Lack of Communication
Your PM is the bridge between you and the tenants and as such will likely have a wealth of information in relation to the property and the tenants. It is fair to expect constant feedback from your Property Manager on any issues or inspections and you should be having a weekly call or email just to update you on the tenancy.
Communication is key to the relationship and you must be made aware of problems or requests as soon as they come in. If you are constantly having to chase your PM for updates on things it is time to call time on the relationship and move forward with a more forthcoming Property Manager.
A huge warning sign is your PM ignoring emails or phone calls from you or flat out ignoring problems. This cannot be tolerated. Your Property Manager needs to be on top of problems and be responsive to both you and your tenants.
If they are ignoring maintenance issues or not responding to problems this is a sure fire sign that you should look to end the relationship you have with them. A good PM will aim to respond to you and the tenants when issues arise and have any problems handled quickly.
Do not accept a PM that turns the other way when problems occur. This could affect the value of your investment, damage beyond repair the relationship with your tenants and cost you significant sums of money if maintenance issues are neglected.

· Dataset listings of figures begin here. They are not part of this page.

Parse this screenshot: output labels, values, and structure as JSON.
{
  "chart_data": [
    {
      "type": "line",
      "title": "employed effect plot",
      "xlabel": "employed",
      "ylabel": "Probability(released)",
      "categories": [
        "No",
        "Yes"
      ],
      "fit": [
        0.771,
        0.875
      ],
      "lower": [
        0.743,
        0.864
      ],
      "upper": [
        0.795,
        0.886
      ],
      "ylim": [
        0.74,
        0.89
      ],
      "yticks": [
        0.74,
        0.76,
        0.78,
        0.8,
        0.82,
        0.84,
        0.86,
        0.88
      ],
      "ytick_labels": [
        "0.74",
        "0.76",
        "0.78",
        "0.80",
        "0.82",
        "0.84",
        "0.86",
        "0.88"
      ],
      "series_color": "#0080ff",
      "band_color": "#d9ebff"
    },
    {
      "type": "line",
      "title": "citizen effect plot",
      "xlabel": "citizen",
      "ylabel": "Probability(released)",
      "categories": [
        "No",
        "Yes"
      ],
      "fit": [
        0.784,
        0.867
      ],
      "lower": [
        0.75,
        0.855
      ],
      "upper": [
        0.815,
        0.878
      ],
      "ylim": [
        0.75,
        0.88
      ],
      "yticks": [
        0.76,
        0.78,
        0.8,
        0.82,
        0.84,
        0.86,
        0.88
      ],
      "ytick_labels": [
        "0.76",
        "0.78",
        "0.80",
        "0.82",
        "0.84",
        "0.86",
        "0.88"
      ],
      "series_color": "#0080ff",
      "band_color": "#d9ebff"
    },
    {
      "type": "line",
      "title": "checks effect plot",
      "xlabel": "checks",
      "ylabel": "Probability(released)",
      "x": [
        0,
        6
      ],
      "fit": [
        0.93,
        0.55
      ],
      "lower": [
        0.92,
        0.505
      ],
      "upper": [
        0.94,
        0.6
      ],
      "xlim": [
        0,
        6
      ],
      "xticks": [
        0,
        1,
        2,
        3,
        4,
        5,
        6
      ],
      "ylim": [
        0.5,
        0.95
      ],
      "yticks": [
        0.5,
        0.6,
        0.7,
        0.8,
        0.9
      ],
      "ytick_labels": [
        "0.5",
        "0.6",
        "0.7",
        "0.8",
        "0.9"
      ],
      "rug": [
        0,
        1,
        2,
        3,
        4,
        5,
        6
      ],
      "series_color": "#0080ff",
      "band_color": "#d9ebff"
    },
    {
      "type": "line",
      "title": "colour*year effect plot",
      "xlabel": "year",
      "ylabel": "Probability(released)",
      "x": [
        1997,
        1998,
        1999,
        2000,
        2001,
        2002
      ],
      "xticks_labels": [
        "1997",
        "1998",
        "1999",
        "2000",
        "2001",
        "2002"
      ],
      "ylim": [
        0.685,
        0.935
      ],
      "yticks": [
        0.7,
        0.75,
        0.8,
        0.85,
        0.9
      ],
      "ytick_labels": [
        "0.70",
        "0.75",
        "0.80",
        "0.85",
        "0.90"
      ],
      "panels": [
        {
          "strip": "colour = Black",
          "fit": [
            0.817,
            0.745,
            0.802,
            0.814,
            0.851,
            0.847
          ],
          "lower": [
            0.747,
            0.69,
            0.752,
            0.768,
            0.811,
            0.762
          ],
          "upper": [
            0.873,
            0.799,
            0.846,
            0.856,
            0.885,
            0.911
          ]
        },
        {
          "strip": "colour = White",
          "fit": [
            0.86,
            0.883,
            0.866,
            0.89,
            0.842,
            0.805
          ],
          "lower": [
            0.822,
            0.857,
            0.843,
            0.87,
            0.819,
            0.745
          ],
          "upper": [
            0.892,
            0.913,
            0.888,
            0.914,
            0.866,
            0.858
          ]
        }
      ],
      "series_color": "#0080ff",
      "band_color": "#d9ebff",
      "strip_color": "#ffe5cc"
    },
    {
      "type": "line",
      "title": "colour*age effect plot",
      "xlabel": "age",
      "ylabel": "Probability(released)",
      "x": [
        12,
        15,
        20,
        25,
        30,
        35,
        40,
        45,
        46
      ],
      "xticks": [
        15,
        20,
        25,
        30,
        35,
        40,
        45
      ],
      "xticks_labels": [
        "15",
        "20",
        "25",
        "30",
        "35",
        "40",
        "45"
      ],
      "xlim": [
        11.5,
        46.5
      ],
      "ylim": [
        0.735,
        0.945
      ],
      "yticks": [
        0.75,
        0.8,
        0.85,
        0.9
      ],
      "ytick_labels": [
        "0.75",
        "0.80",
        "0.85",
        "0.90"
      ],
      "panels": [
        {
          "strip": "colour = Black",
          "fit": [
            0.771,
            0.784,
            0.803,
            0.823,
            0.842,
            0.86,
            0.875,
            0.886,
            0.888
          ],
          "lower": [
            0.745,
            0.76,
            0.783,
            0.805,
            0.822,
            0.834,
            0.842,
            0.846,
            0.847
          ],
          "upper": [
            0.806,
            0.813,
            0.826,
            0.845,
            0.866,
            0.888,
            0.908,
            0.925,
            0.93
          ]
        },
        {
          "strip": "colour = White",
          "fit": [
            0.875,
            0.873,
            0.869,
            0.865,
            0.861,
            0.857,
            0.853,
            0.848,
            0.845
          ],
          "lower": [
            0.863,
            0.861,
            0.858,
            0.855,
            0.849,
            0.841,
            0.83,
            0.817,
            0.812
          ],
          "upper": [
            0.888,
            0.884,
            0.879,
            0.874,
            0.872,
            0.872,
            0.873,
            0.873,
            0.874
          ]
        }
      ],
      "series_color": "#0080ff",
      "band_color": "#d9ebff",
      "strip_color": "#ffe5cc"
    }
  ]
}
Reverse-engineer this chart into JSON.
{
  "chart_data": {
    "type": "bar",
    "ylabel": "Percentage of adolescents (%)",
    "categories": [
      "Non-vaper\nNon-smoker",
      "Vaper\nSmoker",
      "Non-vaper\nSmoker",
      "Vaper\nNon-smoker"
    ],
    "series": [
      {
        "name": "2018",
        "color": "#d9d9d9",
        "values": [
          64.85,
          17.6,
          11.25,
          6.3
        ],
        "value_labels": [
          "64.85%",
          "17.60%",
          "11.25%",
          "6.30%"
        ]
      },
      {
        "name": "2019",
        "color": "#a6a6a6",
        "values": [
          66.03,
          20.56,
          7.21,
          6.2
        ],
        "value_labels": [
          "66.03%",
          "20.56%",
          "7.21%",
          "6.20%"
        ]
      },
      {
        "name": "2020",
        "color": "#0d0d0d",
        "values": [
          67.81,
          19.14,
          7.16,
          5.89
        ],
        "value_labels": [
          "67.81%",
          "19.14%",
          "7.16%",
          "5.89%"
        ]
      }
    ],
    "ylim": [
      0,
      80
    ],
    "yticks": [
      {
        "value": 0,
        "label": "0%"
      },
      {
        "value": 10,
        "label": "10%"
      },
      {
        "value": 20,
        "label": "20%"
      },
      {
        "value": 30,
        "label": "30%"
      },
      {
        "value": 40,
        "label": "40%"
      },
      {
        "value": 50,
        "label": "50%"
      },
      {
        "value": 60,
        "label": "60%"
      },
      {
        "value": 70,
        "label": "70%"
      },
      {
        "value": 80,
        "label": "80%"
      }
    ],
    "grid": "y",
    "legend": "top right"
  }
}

If it becomes clear that you are having issues with your PM you could look to move to a different Property Management firm or you could take over the role yourself. If you are not well versed in what is required of you as a Property Manager my advice would be to avoid this.
But if you feel confident that you have the time, knowledge and skills required to efficiently manage your portfolio you may be able to save yourself some money by managing it yourself.
I would look to ask myself a few questions before taking on the role, as even though you could save yourself some cash in the short term, the long term effects of running your portfolio poorly vastly outweigh the gain of a few dollars of rent each month.
- Do you understand your state’s rules? As a PM you need to be aware of what you can and can’t do in relation to the tenancy. It is very easy to get yourself into legal trouble if you are not up to date with the relevant legislation. Be conscious that this legislation often doesn’t comply with common sense and as such you can get yourself into quite a bit of trouble.
- Do you have the time? If you have a busy home or professional life you may simply not have the time it takes to efficiently manage a portfolio of properties. You must be readily available to deal with any problems that occur and if that isn’t the case a PM may be the better option.
- Do you have the required skills? Some people don’t relish the confrontational aspects of dealing with tricky tenants. You may not be great at organising inspections or maintenance and you may be terrible at checking emails or answering phone calls. You need to be aware that when managing a property you are providing a service and if you don’t possess the relevant skills it may be best to hire someone who does.
Hiring and firing may not be a task that you relish, but it is a necessary part of running a successful property portfolio. You will have to feel comfortable dealing with people and be able to workout if they are not meeting your needs.
Whilst dismissing someone from their role is unpleasant you have to be aware that keeping on an underperforming PM can affect your business massively and as such must be handled.
Whether you take over the role or move onto a different company is up to you to decide, but working with a good, well qualified PM can be the difference between a successful rental business and a failing one. So treat the decision with the care it deserves.